TBOnline, SUKABUMI ¦ Ketua Komisi IV DPRD Kabupaten Sukabumi Hera Iskandar, memberikan perhatian khusus terkait polemik pencabutan status UHC non cut off segmen Pekerja Bukan Penerima Upah/Bukan Pekerja (PBPU/BP) Pemda Kabupaten Sukabumi oleh pihak BPJS Kesehatan, menurutnya masalah jaminan kesehatan ini sangat penting karena bersentuhan langsung dengan semua lapisan masyarakat, sehingga diperlukan upaya menyeluruh agar Kabupaten Sukabumi mendapatkan status UHC non cut off, dimana tidak ada masa tunggu keaktifan peserta.
“UHC itu kan menyangkut dengan kepesertaan seluruh warga Kabupaten Sukabumi, peserta itu ada yang dibiayai dari APBN, Pemda, mandiri maupun swasta. Nah maksud saya UHC lebih kepada menolong ke warga yang kurang mampu, makanya kemarin kita mendorong agar Kabupaten Sukabumi UHC, sekarang UHC mau lepas karena kepesertaannya atau keaktifannya kan harus bertambah, maka kami terus mendorong semua pihak agar prinsip jaminan kesehatan ini dilakukan bergotong royong, yang mampu bayarkan secara mandiri untuk mensubsidi yang tidak mampu,” katanya, Sabtu (18/5/2024).
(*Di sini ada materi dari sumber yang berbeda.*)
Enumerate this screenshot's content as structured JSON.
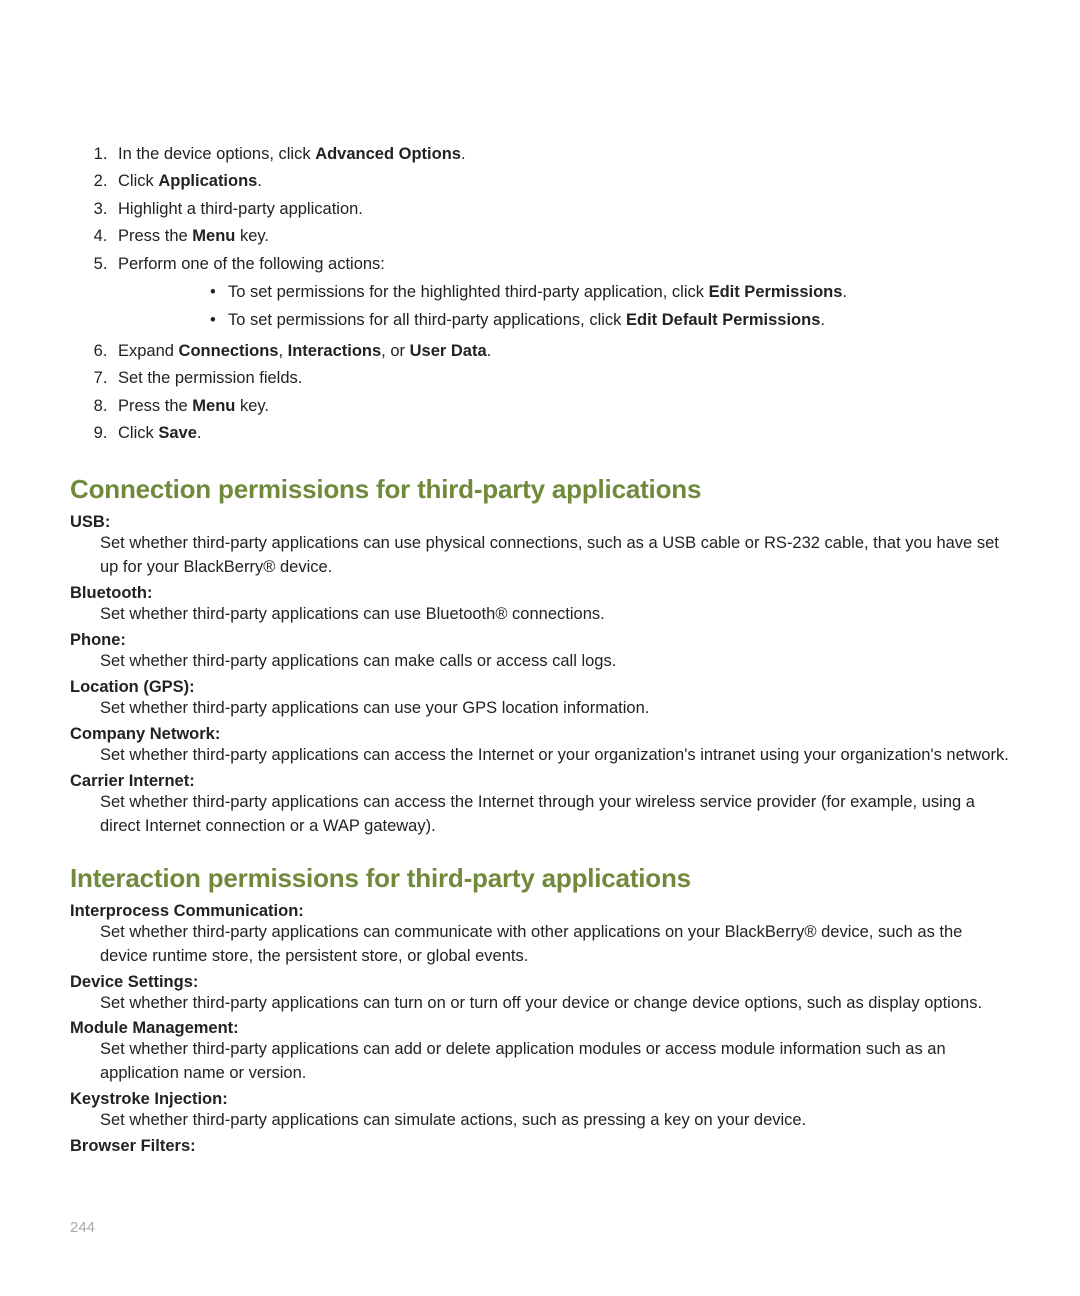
{
  "steps": [
    {
      "prefix": "In the device options, click ",
      "bold": "Advanced Options",
      "suffix": "."
    },
    {
      "prefix": "Click ",
      "bold": "Applications",
      "suffix": "."
    },
    {
      "prefix": "Highlight a third-party application.",
      "bold": "",
      "suffix": ""
    },
    {
      "prefix": "Press the ",
      "bold": "Menu",
      "suffix": " key."
    },
    {
      "prefix": "Perform one of the following actions:",
      "bold": "",
      "suffix": ""
    }
  ],
  "sub": [
    {
      "prefix": "To set permissions for the highlighted third-party application, click ",
      "bold": "Edit Permissions",
      "suffix": "."
    },
    {
      "prefix": "To set permissions for all third-party applications, click ",
      "bold": "Edit Default Permissions",
      "suffix": "."
    }
  ],
  "steps2": [
    {
      "prefix": "Expand ",
      "bold": "Connections",
      "mid": ", ",
      "bold2": "Interactions",
      "mid2": ", or ",
      "bold3": "User Data",
      "suffix": "."
    },
    {
      "prefix": "Set the permission fields.",
      "bold": "",
      "suffix": ""
    },
    {
      "prefix": "Press the ",
      "bold": "Menu",
      "suffix": " key."
    },
    {
      "prefix": "Click ",
      "bold": "Save",
      "suffix": "."
    }
  ],
  "section1": {
    "title": "Connection permissions for third-party applications",
    "items": [
      {
        "term": "USB:",
        "def": "Set whether third-party applications can use physical connections, such as a USB cable or RS-232 cable, that you have set up for your BlackBerry® device."
      },
      {
        "term": "Bluetooth:",
        "def": "Set whether third-party applications can use Bluetooth® connections."
      },
      {
        "term": "Phone:",
        "def": "Set whether third-party applications can make calls or access call logs."
      },
      {
        "term": "Location (GPS):",
        "def": "Set whether third-party applications can use your GPS location information."
      },
      {
        "term": "Company Network:",
        "def": "Set whether third-party applications can access the Internet or your organization's intranet using your organization's network."
      },
      {
        "term": "Carrier Internet:",
        "def": "Set whether third-party applications can access the Internet through your wireless service provider (for example, using a direct Internet connection or a WAP gateway)."
      }
    ]
  },
  "section2": {
    "title": "Interaction permissions for third-party applications",
    "items": [
      {
        "term": "Interprocess Communication:",
        "def": "Set whether third-party applications can communicate with other applications on your BlackBerry® device, such as the device runtime store, the persistent store, or global events."
      },
      {
        "term": "Device Settings:",
        "def": "Set whether third-party applications can turn on or turn off your device or change device options, such as display options."
      },
      {
        "term": "Module Management:",
        "def": "Set whether third-party applications can add or delete application modules or access module information such as an application name or version."
      },
      {
        "term": "Keystroke Injection:",
        "def": "Set whether third-party applications can simulate actions, such as pressing a key on your device."
      },
      {
        "term": "Browser Filters:",
        "def": ""
      }
    ]
  },
  "pagenum": "244"
}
Politisi Gerindra ini juga menyinggung peran serta pihak swasta (perusahaan) yang harus memaksimalkan pembayaran BPJS Kesehatan bagi karyawannya, sehingga hak-hak karyawan terpenuhi. “Saya bicara (perusahaan) di Kabupaten Sukabumi secara umum, karena ini sudah menjadi kewajiban untuk membayarkan BPJS karyawannya sebesar 4 persen dan 1 persen oleh pekerja itu sendiri, karena misalnya masyarakat pakai BPJS Penerima Bantuan Iuran (PBI) yang dibayarkan pemda, tatkala masuk perusahaan mereka belum migrasi ke BPJS yang dibayarkan perusahaan, nah ini kan masuk menjadi salah satu variabel keaktifan,” ungkapnya.
Sebelumnya, BPJS Kesehatan mencabut status Universal Health Coverage (UHC) Non Cut Off Pemda kabupaten Sukabumi per 1 Mei 2024, akibat kurangnya persentase keaktifan peserta Jaminan Kesehatan Nasional (JKN). Status UHC Non-Cut Off ini merupakan keistimewaan untuk suatu daerah yang memiliki kepesertaan JKN atau BPJS Kesehatan mencapai 95 persen dengan nilai keaktifan minimal 75 persen.